Orage

L’or­age men­ace lorsque nous enfour­chons les vélos pour nous ren­dre à l’Au­gustin­er Keller. Au pas­sage, les fenêtres de l’U­ni­ver­sité écla­tent. Le verre se brise sur la chaussée. Les pié­tons courent, les para­pluies flam­bent. Des gouttes s’écrasent sur nos épaules. Au Bier­garten, nous rejoignons des buveurs ser­rés sous un para­sol. D’autres, ivres ou fatal­istes, boivent à décou­vert. Les serveurs, et cer­tains clients, por­tent la culotte de cuir à bretelles et la chemise à car­reaux rouges. Au menu de la bière, avec cette mise en garde: nous ne ser­vons en verre d’un demi-litre que de 9h00 à 17h00. En effet, tout le monde boit son litre.

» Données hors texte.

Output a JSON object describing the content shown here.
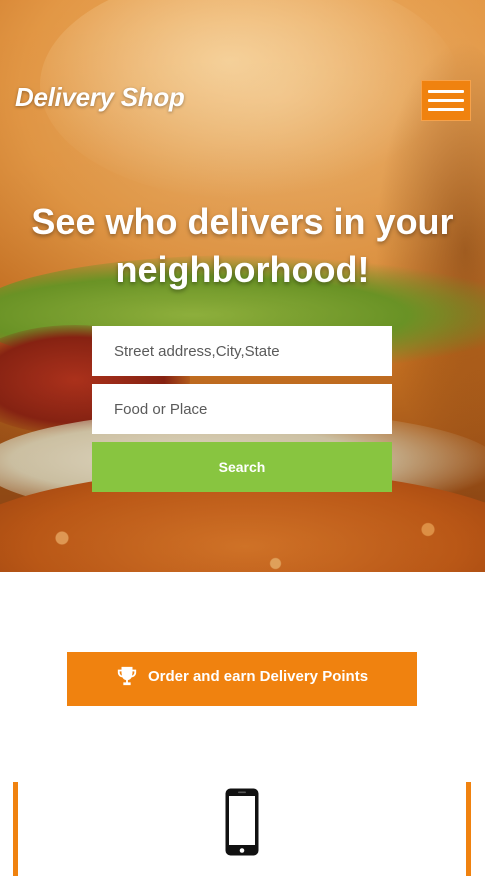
{
  "header": {
    "logo_text": "Delivery Shop",
    "menu_icon": "hamburger-menu-icon"
  },
  "hero": {
    "headline": "See who delivers in your neighborhood!",
    "address_placeholder": "Street address,City,State",
    "food_placeholder": "Food or Place",
    "search_label": "Search"
  },
  "points": {
    "icon": "trophy-icon",
    "label": "Order and earn Delivery Points"
  },
  "features": {
    "icon": "smartphone-icon"
  },
  "colors": {
    "accent_orange": "#f0820f",
    "search_green": "#88c540",
    "text_white": "#ffffff"
  }
}
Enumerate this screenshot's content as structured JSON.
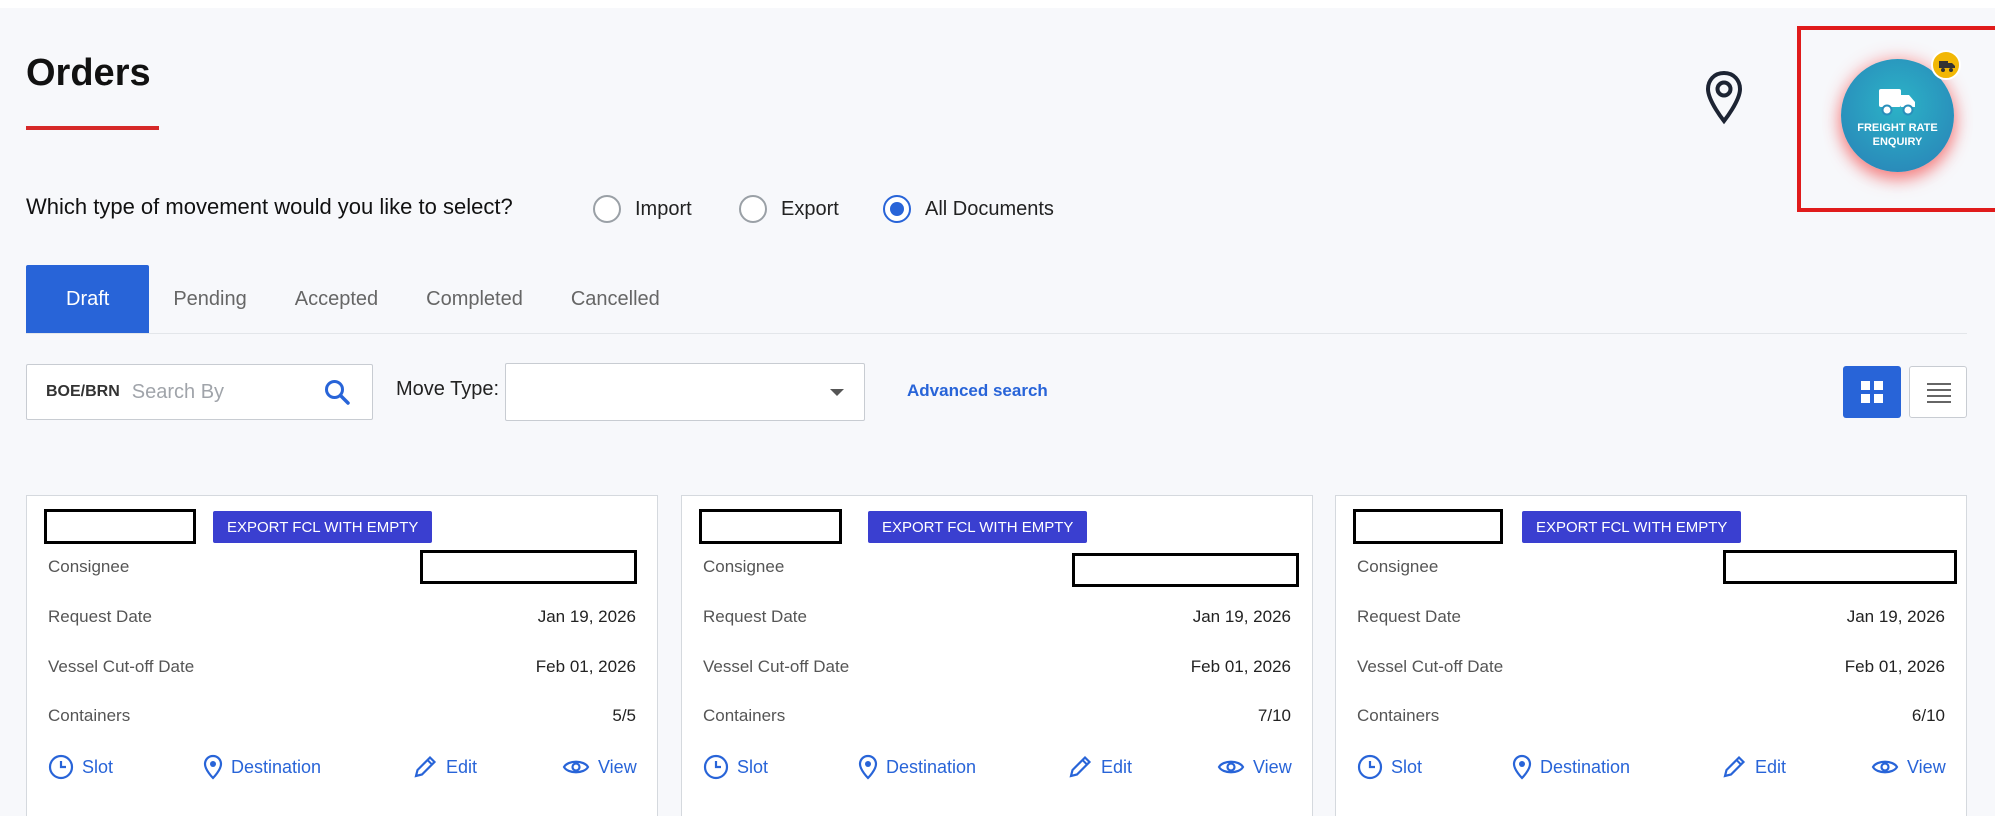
{
  "page": {
    "title": "Orders"
  },
  "fab": {
    "label": "FREIGHT RATE\nENQUIRY"
  },
  "movement": {
    "question": "Which type of movement would you like to select?",
    "options": [
      "Import",
      "Export",
      "All Documents"
    ],
    "selected": "All Documents"
  },
  "tabs": [
    "Draft",
    "Pending",
    "Accepted",
    "Completed",
    "Cancelled"
  ],
  "active_tab": "Draft",
  "search": {
    "prefix": "BOE/BRN",
    "placeholder": "Search By"
  },
  "move_type": {
    "label": "Move Type:",
    "value": ""
  },
  "advanced_search": "Advanced search",
  "card_labels": {
    "consignee": "Consignee",
    "request_date": "Request Date",
    "vessel_cutoff": "Vessel Cut-off Date",
    "containers": "Containers"
  },
  "actions": {
    "slot": "Slot",
    "destination": "Destination",
    "edit": "Edit",
    "view": "View"
  },
  "cards": [
    {
      "badge": "EXPORT FCL WITH EMPTY",
      "request_date": "Jan 19, 2026",
      "vessel_cutoff": "Feb 01, 2026",
      "containers": "5/5"
    },
    {
      "badge": "EXPORT FCL WITH EMPTY",
      "request_date": "Jan 19, 2026",
      "vessel_cutoff": "Feb 01, 2026",
      "containers": "7/10"
    },
    {
      "badge": "EXPORT FCL WITH EMPTY",
      "request_date": "Jan 19, 2026",
      "vessel_cutoff": "Feb 01, 2026",
      "containers": "6/10"
    }
  ],
  "colors": {
    "primary": "#2864d8",
    "badge": "#3a3fd0",
    "title_underline": "#d62828",
    "highlight": "#e01b1b",
    "fab": "#2a9fc0",
    "fab_badge": "#f2b705"
  }
}
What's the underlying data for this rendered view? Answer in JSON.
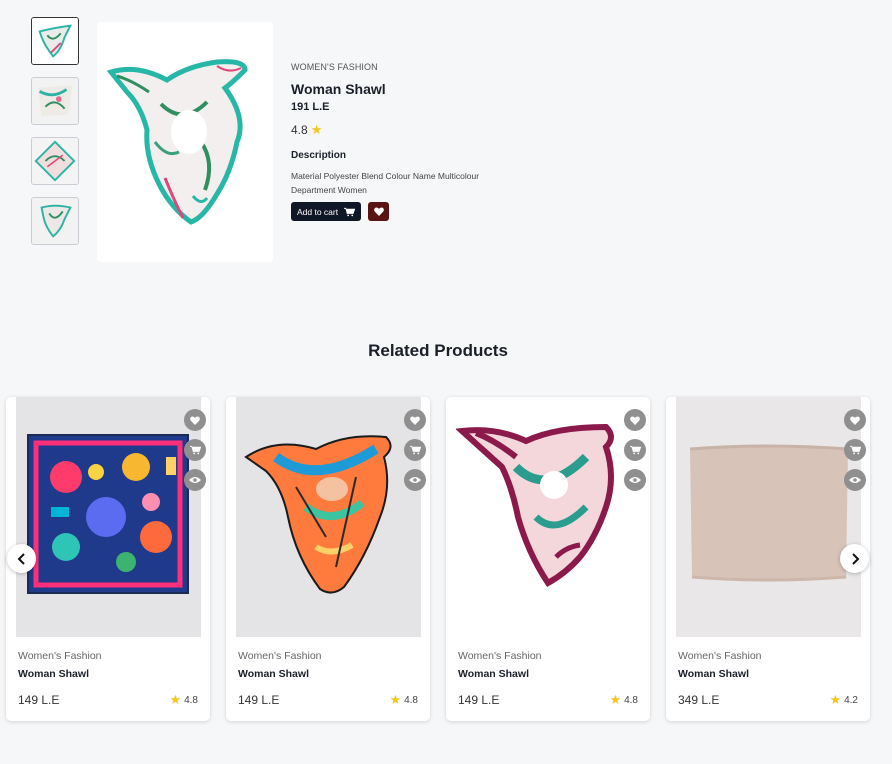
{
  "product": {
    "category": "WOMEN'S FASHION",
    "title": "Woman Shawl",
    "price": "191 L.E",
    "rating": "4.8",
    "description_heading": "Description",
    "description_line1": "Material Polyester Blend Colour Name Multicolour",
    "description_line2": "Department Women",
    "add_to_cart_label": "Add to cart"
  },
  "related": {
    "heading": "Related Products",
    "items": [
      {
        "category": "Women's Fashion",
        "name": "Woman Shawl",
        "price": "149 L.E",
        "rating": "4.8"
      },
      {
        "category": "Women's Fashion",
        "name": "Woman Shawl",
        "price": "149 L.E",
        "rating": "4.8"
      },
      {
        "category": "Women's Fashion",
        "name": "Woman Shawl",
        "price": "149 L.E",
        "rating": "4.8"
      },
      {
        "category": "Women's Fashion",
        "name": "Woman Shawl",
        "price": "349 L.E",
        "rating": "4.2"
      }
    ]
  },
  "colors": {
    "page_background": "#f6f7f9",
    "cart_button": "#0f1626",
    "wishlist_button": "#5a1414",
    "star": "#f5c518",
    "card_icon_bg": "#8f8f8f"
  },
  "icons": [
    "cart-icon",
    "heart-icon",
    "eye-icon",
    "star-icon",
    "chevron-left-icon",
    "chevron-right-icon"
  ]
}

Der­rière moi, une ado­les­cent à peine plus âgé qu’Ap­lo trinque avec son grand-père, à mon côté un viel­lard.
- Savez-vous son âge? Il a 85 ans.
Nous buvons notre pre­mier verre et la pluie se déchaîne. Gala veut vis­iter les salles. Elle me laisse sous le para­sol. L’alle­mand par­lé à Munich est dif­fi­cile. Il est vrai que je ne fais pas grand effort.
- C’est votre femme? demande le vieil­lard.
- Oui.
- Com­ment?
- Oui, c’est ma femme.
Il réflé­chit. Regard fixe, lent. Boit. Se penche vers son ami. L’a­mi plus jeune :
- Il a tou­jours eu des femmes qui avaient 40 ans de moins que lui.
Le vieil­lard approu­ve.
- Au min­i­mum!
Puis l’or­age redou­ble et nous gagnons les salles à boire. Dans la plus grande, qua­tre cent per­son­nes et autant de chopes. Une famille instal­lée dans un ton­neau, des com­pagnons sur la scène, devant des fresques cham­pêtres, dans les couloirs, les escaliers, les cuisines, les salles, partout un fra­cas étour­dis­sant. Les serveuses en jupe verte et rouge courent. Elles por­tent qua­tre chopes dans chaque main. Gala empoigne un bret­zel de la taille d’un volant de tracteur.